By Tuesday afternoon, Mr. Adams himself confirmed that he would release his “tax information” — careful wording that might not mean his full returns — and reminded journalists that he did not have to do so.
“Now remember, I’m not required,” he said at a news conference. “We know that, right? Let’s be clear on that.”
Susan Lerner, executive director of Common Cause New York, a watchdog group, said Mr. Adams never should have hesitated in deciding to release his tax returns.
“This is not a gotcha question from the press — this is the sort of thing that real people on the street pay attention to,” she said. “The mayor shouldn’t be playing cat and mouse with something that should be an obvious transparency measure.”

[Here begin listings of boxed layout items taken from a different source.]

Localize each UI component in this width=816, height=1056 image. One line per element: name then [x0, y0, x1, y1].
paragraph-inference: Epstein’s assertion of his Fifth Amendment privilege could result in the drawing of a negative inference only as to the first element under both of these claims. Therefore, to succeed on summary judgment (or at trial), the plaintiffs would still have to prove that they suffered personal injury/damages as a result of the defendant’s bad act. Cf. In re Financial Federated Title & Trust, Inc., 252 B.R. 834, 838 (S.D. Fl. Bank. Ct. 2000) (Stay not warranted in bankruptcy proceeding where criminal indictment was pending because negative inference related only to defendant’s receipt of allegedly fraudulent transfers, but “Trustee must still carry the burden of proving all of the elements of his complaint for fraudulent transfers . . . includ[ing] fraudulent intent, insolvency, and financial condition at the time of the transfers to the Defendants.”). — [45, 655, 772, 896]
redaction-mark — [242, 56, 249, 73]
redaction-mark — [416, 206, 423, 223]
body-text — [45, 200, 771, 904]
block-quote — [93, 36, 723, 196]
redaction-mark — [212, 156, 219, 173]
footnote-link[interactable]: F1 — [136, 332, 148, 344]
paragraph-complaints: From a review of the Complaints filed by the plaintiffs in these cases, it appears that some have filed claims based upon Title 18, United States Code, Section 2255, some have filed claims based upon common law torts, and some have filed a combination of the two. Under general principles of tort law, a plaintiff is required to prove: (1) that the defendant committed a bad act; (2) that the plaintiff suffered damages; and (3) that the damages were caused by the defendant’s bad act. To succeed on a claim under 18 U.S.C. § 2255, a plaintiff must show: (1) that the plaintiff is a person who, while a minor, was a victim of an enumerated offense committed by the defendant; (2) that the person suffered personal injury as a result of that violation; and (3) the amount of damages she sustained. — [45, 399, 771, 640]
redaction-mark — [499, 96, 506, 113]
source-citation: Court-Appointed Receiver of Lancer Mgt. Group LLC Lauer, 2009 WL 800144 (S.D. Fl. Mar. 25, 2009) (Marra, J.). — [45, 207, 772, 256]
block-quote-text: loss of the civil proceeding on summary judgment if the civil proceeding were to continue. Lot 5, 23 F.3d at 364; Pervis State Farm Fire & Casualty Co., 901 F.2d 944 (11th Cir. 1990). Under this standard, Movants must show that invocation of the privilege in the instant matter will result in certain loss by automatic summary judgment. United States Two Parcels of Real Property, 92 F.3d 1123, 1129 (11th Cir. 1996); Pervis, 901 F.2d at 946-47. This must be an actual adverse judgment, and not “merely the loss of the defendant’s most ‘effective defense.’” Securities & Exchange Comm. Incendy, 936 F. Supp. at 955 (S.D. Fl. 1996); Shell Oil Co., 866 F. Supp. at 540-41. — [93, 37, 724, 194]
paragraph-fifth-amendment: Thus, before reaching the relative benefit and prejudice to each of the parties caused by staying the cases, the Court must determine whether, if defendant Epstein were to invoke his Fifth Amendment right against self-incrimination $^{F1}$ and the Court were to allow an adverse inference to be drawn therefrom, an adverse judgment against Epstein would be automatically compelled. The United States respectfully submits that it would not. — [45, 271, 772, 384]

Questions about Mr. Adams’s residency led to one of the more bizarre moments of the mayoral campaign, when he gave a media tour of his apartment in the Bedford-Stuyvesant area of Brooklyn that he said was his primary residency. Journalists inspected his refrigerator and his son’s shoe collection.
Mr. Adams also co-owned a co-op in Fort Lee, N.J., with his partner, Tracey Collins, who lived there, and often spent time there and stayed overnight at Brooklyn Borough Hall, raising questions over where he truly lived. After taking office as mayor, Mr. Adams said he moved into Gracie Mansion, the mayoral residence in Manhattan, though Mr. Adams said last month that he was only using one room in the dwelling.
John Kaehny, executive director of the watchdog group Reinvent Albany, said that he believed that having mayors voluntarily provide redacted versions of their tax returns was less important than the official disclosures required for elected officials by the Conflicts of Interest Board.
“I think a lot of it has been transparency theatrics,” he said. “If it really matters to the public, then let’s mandate it.”
Luis Ferré-Sadurní contributed reporting.